1 comments

  • 0x0funky 2 hours ago

    I built this because Meta’s SAM-Audio (Segment Anything for Audio) is a breakthrough for interactive sound separation, but the original implementation is quite heavy, often requiring 30GB+ VRAM due to the default loading of Vision Encoders and Rankers.

    The Problem: Beyond the VRAM barrier, the Windows installation is a "dependency hell" due to mismatched FFmpeg and TorchCodec DLLs.

    My Approach (The "Lite Mode"):

    · Memory Trimming: I modified the model initialization to strip the Vision Encoder and various rerankers for pure audio tasks.

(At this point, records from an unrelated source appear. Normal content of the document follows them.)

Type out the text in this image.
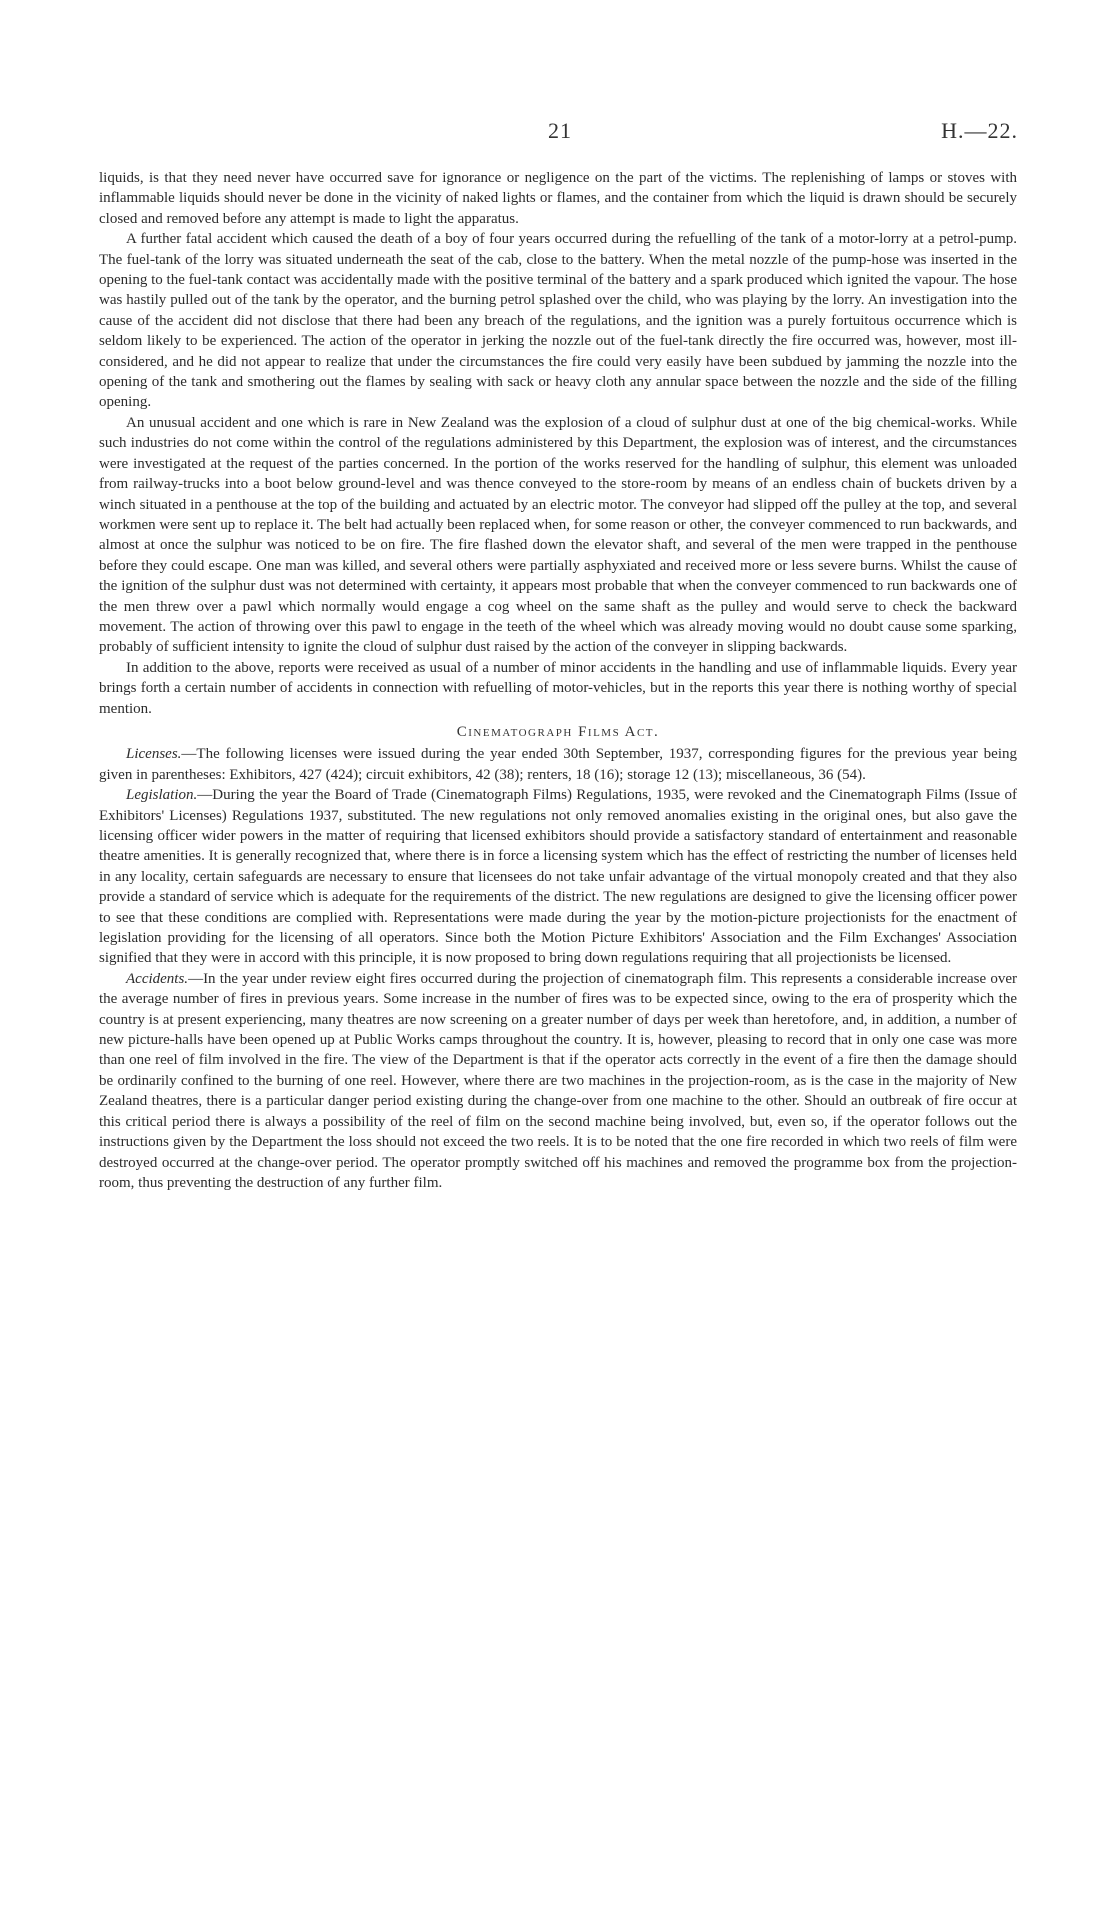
21	H.—22.

liquids, is that they need never have occurred save for ignorance or negligence on the part of the victims. The replenishing of lamps or stoves with inflammable liquids should never be done in the vicinity of naked lights or flames, and the container from which the liquid is drawn should be securely closed and removed before any attempt is made to light the apparatus.

A further fatal accident which caused the death of a boy of four years occurred during the refuelling of the tank of a motor-lorry at a petrol-pump. The fuel-tank of the lorry was situated underneath the seat of the cab, close to the battery. When the metal nozzle of the pump-hose was inserted in the opening to the fuel-tank contact was accidentally made with the positive terminal of the battery and a spark produced which ignited the vapour. The hose was hastily pulled out of the tank by the operator, and the burning petrol splashed over the child, who was playing by the lorry. An investigation into the cause of the accident did not disclose that there had been any breach of the regulations, and the ignition was a purely fortuitous occurrence which is seldom likely to be experienced. The action of the operator in jerking the nozzle out of the fuel-tank directly the fire occurred was, however, most ill-considered, and he did not appear to realize that under the circumstances the fire could very easily have been subdued by jamming the nozzle into the opening of the tank and smothering out the flames by sealing with sack or heavy cloth any annular space between the nozzle and the side of the filling opening.

An unusual accident and one which is rare in New Zealand was the explosion of a cloud of sulphur dust at one of the big chemical-works. While such industries do not come within the control of the regulations administered by this Department, the explosion was of interest, and the circumstances were investigated at the request of the parties concerned. In the portion of the works reserved for the handling of sulphur, this element was unloaded from railway-trucks into a boot below ground-level and was thence conveyed to the store-room by means of an endless chain of buckets driven by a winch situated in a penthouse at the top of the building and actuated by an electric motor. The conveyor had slipped off the pulley at the top, and several workmen were sent up to replace it. The belt had actually been replaced when, for some reason or other, the conveyer commenced to run backwards, and almost at once the sulphur was noticed to be on fire. The fire flashed down the elevator shaft, and several of the men were trapped in the penthouse before they could escape. One man was killed, and several others were partially asphyxiated and received more or less severe burns. Whilst the cause of the ignition of the sulphur dust was not determined with certainty, it appears most probable that when the conveyer commenced to run backwards one of the men threw over a pawl which normally would engage a cog wheel on the same shaft as the pulley and would serve to check the backward movement. The action of throwing over this pawl to engage in the teeth of the wheel which was already moving would no doubt cause some sparking, probably of sufficient intensity to ignite the cloud of sulphur dust raised by the action of the conveyer in slipping backwards.

In addition to the above, reports were received as usual of a number of minor accidents in the handling and use of inflammable liquids. Every year brings forth a certain number of accidents in connection with refuelling of motor-vehicles, but in the reports this year there is nothing worthy of special mention.

Cinematograph Films Act.

Licenses.—The following licenses were issued during the year ended 30th September, 1937, corresponding figures for the previous year being given in parentheses: Exhibitors, 427 (424); circuit exhibitors, 42 (38); renters, 18 (16); storage 12 (13); miscellaneous, 36 (54).

Legislation.—During the year the Board of Trade (Cinematograph Films) Regulations, 1935, were revoked and the Cinematograph Films (Issue of Exhibitors' Licenses) Regulations 1937, substituted. The new regulations not only removed anomalies existing in the original ones, but also gave the licensing officer wider powers in the matter of requiring that licensed exhibitors should provide a satisfactory standard of entertainment and reasonable theatre amenities. It is generally recognized that, where there is in force a licensing system which has the effect of restricting the number of licenses held in any locality, certain safeguards are necessary to ensure that licensees do not take unfair advantage of the virtual monopoly created and that they also provide a standard of service which is adequate for the requirements of the district. The new regulations are designed to give the licensing officer power to see that these conditions are complied with. Representations were made during the year by the motion-picture projectionists for the enactment of legislation providing for the licensing of all operators. Since both the Motion Picture Exhibitors' Association and the Film Exchanges' Association signified that they were in accord with this principle, it is now proposed to bring down regulations requiring that all projectionists be licensed.

Accidents.—In the year under review eight fires occurred during the projection of cinematograph film. This represents a considerable increase over the average number of fires in previous years. Some increase in the number of fires was to be expected since, owing to the era of prosperity which the country is at present experiencing, many theatres are now screening on a greater number of days per week than heretofore, and, in addition, a number of new picture-halls have been opened up at Public Works camps throughout the country. It is, however, pleasing to record that in only one case was more than one reel of film involved in the fire. The view of the Department is that if the operator acts correctly in the event of a fire then the damage should be ordinarily confined to the burning of one reel. However, where there are two machines in the projection-room, as is the case in the majority of New Zealand theatres, there is a particular danger period existing during the change-over from one machine to the other. Should an outbreak of fire occur at this critical period there is always a possibility of the reel of film on the second machine being involved, but, even so, if the operator follows out the instructions given by the Department the loss should not exceed the two reels. It is to be noted that the one fire recorded in which two reels of film were destroyed occurred at the change-over period. The operator promptly switched off his machines and removed the programme box from the projection-room, thus preventing the destruction of any further film.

This brings the footprint down to ~6GB VRAM for the Small model (bfloat16).

    · Automated Setup: Bundled a install.bat that pins compatible versions of PyTorch and FFmpeg to ensure it works on Windows 11 immediately.

    · Architecture: Built with a Next.js (Tailwind v4) frontend and a FastAPI/Celery backend to provide a modern interface over the CLI.

    Everything is open-source (MIT). I hope this makes professional-grade audio separation accessible to those with consumer-grade hardware like the RTX 3060/4060.

    I'm curious to hear from anyone testing this on different GPU architectures!